CREST’s flagship programme is a five-month Post Graduate Certificate Course for Professional Development (PGCCPD), held in Calicut. The course provides skills to enable candidates from Scheduled communities to compete for jobs in the open market and for higher studies. Forty students from Scheduled communities are admitted to each programme. Krishnan says, “When such students go for campus selections, they might not have the required confidence level. Recruiters look for other qualities like ‘smart’ and ‘savvy’. Those from the margins tend to be less aggressive and don’t have the required cultural capital. This programme helps instil those qualities.”

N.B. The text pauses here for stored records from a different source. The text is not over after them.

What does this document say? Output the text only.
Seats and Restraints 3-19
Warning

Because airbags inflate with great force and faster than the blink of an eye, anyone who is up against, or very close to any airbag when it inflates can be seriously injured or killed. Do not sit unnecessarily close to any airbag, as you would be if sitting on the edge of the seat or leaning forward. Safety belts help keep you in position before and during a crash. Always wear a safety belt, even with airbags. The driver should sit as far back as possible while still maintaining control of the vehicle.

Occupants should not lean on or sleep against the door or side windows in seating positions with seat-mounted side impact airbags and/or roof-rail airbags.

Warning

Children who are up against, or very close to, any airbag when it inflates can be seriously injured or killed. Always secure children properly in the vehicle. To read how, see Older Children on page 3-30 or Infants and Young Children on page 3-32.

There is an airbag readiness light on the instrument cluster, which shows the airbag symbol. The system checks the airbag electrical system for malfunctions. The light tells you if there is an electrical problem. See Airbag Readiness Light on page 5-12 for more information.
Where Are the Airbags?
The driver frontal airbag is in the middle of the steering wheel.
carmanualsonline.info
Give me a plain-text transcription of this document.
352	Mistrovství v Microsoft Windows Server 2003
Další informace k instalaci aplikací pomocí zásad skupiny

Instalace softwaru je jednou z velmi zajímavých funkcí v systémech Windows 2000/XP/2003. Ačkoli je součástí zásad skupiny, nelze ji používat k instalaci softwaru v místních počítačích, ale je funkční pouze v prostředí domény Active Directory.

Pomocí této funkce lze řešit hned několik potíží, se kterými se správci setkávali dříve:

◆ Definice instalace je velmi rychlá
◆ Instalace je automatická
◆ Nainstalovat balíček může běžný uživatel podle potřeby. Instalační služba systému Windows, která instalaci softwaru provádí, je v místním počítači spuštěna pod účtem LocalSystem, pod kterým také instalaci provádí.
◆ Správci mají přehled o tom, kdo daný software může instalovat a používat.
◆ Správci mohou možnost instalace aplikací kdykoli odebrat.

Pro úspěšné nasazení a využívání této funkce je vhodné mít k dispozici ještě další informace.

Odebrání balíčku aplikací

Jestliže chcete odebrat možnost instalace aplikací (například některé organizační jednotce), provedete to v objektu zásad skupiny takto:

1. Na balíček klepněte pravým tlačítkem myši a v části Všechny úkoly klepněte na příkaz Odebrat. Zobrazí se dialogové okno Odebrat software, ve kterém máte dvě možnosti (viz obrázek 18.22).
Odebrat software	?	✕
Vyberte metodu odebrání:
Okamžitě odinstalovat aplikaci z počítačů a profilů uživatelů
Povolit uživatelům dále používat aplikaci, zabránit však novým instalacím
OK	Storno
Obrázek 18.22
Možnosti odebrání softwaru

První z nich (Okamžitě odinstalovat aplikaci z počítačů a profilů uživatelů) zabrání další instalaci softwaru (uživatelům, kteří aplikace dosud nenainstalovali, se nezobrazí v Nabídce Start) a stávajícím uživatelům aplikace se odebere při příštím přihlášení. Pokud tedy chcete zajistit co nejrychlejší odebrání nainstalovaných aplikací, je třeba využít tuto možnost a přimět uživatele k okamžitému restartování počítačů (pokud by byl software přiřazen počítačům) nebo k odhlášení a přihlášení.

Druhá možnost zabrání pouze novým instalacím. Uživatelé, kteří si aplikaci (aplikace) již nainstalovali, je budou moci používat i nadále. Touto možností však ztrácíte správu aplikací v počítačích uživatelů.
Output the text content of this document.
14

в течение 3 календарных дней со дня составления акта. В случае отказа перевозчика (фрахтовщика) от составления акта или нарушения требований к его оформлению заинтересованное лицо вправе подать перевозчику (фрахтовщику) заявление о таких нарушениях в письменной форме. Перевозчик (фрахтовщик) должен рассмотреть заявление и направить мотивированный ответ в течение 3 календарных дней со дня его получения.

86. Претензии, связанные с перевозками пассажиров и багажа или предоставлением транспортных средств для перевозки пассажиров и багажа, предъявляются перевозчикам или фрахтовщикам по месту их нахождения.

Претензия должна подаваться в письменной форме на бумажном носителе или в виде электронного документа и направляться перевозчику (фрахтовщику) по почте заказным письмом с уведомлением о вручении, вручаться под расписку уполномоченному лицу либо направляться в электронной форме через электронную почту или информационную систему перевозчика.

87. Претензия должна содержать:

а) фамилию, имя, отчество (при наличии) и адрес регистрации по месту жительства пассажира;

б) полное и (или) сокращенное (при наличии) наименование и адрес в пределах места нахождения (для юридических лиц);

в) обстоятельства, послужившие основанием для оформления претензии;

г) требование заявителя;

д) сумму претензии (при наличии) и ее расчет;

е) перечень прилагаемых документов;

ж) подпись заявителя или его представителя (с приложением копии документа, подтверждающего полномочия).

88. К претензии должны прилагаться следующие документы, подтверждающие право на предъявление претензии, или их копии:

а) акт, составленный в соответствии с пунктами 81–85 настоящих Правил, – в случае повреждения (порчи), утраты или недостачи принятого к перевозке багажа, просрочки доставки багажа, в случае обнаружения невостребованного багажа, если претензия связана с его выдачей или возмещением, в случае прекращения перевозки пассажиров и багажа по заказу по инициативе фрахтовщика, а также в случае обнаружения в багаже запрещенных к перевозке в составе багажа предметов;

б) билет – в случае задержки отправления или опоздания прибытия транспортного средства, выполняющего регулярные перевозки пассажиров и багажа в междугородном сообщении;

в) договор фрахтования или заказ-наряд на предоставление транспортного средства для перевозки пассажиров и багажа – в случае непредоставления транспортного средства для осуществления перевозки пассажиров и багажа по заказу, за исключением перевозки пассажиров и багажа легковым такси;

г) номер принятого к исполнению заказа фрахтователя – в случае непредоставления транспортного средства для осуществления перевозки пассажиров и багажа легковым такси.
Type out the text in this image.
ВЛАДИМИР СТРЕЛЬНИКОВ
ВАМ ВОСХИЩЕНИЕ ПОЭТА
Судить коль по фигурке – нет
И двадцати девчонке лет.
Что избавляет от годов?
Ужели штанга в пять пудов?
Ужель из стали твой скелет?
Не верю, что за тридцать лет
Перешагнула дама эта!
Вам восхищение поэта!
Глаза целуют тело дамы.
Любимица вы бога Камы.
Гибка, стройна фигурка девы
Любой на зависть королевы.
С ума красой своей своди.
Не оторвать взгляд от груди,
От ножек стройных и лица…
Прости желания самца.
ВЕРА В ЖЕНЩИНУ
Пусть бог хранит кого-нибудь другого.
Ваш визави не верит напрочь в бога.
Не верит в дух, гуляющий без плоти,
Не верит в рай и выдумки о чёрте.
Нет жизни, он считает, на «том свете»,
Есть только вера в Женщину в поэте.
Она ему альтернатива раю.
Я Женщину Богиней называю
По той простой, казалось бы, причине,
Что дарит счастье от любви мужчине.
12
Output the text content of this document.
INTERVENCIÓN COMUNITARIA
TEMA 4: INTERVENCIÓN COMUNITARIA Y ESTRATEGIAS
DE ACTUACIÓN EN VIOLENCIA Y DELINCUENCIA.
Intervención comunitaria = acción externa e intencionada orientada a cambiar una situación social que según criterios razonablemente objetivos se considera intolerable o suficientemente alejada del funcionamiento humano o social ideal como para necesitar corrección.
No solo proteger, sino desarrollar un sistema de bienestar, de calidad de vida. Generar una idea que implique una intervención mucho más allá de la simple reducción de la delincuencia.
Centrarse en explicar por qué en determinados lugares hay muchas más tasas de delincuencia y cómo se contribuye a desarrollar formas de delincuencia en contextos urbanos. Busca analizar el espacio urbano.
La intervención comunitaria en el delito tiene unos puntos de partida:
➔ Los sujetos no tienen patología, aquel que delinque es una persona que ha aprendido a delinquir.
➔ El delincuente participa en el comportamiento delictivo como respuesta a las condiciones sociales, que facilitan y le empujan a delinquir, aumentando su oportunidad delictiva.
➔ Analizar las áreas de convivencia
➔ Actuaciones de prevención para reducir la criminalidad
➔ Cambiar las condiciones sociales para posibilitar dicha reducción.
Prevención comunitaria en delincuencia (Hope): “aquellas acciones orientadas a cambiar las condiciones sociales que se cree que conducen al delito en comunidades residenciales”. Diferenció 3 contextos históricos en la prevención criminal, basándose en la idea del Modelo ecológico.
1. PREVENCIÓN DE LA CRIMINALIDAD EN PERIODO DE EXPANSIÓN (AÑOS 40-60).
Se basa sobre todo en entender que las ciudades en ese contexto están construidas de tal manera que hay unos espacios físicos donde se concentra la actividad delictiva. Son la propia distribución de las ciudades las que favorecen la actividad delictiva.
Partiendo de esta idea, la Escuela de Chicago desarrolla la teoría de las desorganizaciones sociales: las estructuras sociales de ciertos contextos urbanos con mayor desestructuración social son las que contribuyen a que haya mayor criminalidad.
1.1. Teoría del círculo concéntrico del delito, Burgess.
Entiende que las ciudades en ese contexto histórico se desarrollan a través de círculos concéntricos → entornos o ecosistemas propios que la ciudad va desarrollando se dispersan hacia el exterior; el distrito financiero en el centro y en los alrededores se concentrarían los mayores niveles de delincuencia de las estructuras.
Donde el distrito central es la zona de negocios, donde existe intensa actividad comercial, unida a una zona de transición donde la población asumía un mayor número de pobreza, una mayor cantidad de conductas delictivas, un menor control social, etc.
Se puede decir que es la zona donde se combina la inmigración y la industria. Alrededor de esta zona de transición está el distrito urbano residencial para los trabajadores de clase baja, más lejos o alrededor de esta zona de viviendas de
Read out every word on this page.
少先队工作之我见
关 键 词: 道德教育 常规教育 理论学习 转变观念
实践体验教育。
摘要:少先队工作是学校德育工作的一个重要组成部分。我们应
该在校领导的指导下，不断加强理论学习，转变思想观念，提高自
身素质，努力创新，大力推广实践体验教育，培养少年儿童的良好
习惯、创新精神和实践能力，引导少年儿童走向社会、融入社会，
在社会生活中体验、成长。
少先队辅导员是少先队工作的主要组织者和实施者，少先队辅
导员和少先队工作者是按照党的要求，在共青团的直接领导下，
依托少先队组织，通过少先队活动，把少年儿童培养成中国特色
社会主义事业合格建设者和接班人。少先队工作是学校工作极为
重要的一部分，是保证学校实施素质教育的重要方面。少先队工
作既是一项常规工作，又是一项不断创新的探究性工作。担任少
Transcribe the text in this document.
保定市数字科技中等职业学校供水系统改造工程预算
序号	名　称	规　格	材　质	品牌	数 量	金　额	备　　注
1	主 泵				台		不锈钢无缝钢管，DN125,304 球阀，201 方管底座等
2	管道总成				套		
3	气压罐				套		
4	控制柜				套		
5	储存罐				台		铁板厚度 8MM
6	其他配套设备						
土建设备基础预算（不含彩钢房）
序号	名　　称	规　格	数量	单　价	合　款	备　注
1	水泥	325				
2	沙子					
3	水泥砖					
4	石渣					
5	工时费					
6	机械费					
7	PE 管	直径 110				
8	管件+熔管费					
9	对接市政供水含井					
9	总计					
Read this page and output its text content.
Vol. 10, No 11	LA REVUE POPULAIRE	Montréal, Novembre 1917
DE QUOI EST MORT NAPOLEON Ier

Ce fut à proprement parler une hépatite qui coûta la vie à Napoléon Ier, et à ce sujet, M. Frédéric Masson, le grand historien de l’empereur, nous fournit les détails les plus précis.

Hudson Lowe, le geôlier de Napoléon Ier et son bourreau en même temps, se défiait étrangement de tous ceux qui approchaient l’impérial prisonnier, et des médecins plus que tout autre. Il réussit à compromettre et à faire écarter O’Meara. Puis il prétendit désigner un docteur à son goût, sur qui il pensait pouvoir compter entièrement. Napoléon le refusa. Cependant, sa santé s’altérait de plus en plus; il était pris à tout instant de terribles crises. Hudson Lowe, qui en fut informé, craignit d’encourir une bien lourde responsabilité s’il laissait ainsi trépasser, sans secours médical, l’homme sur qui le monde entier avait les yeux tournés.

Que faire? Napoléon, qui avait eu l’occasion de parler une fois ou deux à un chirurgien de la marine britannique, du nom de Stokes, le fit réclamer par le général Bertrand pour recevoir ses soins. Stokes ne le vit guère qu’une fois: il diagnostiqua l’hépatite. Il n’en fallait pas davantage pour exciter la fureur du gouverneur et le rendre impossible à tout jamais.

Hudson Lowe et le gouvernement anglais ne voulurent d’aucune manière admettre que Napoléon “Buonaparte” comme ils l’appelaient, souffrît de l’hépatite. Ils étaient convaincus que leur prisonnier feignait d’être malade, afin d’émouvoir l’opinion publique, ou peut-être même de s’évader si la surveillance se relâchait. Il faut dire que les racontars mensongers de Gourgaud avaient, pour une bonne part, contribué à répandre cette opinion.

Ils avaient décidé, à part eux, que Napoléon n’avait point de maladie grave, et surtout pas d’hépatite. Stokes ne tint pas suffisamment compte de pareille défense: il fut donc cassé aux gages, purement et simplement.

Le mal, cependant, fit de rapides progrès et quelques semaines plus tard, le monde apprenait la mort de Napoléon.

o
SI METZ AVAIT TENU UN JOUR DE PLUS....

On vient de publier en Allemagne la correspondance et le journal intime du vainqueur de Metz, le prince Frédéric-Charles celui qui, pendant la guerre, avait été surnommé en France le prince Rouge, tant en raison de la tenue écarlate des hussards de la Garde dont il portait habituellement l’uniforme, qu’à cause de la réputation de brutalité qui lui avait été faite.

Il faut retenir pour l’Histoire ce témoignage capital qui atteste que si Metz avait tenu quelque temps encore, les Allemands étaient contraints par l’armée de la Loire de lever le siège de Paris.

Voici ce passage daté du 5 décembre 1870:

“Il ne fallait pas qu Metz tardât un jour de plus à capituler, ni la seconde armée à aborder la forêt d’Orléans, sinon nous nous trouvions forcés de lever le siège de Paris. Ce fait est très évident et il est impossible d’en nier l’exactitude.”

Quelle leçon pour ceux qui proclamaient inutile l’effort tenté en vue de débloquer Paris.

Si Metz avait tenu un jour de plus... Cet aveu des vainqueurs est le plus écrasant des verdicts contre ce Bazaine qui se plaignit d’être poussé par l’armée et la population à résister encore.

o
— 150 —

Kavitha KG, from Thodupuzha in Idukki district, Kerala, an alumna from the 2011 batch, now works as an auditor in Thiruvananthapuram. Speaking in perfect English over the phone, the 29-year-old says, “I can easily divide my life into before and after CREST.” She believes that like the other candidates, she too was “very talented, but in a shell”. The sessions on personality development, the mentorship and weekly workshops helped these students gain a new confidence. From the Malayarayan tribe, Kavitha feels that CREST’s biggest contribution is that it made her proud of her own lineage. As part of the five-month course, her classmates and she had to interview an elderly person of their community who was not a family member. Speaking to a village elder, she came to know about the ceremonies, the patterns of worship, architecture and vocation of her own community — from this awareness arose a quiet satisfaction in her own adivasi past, her own story.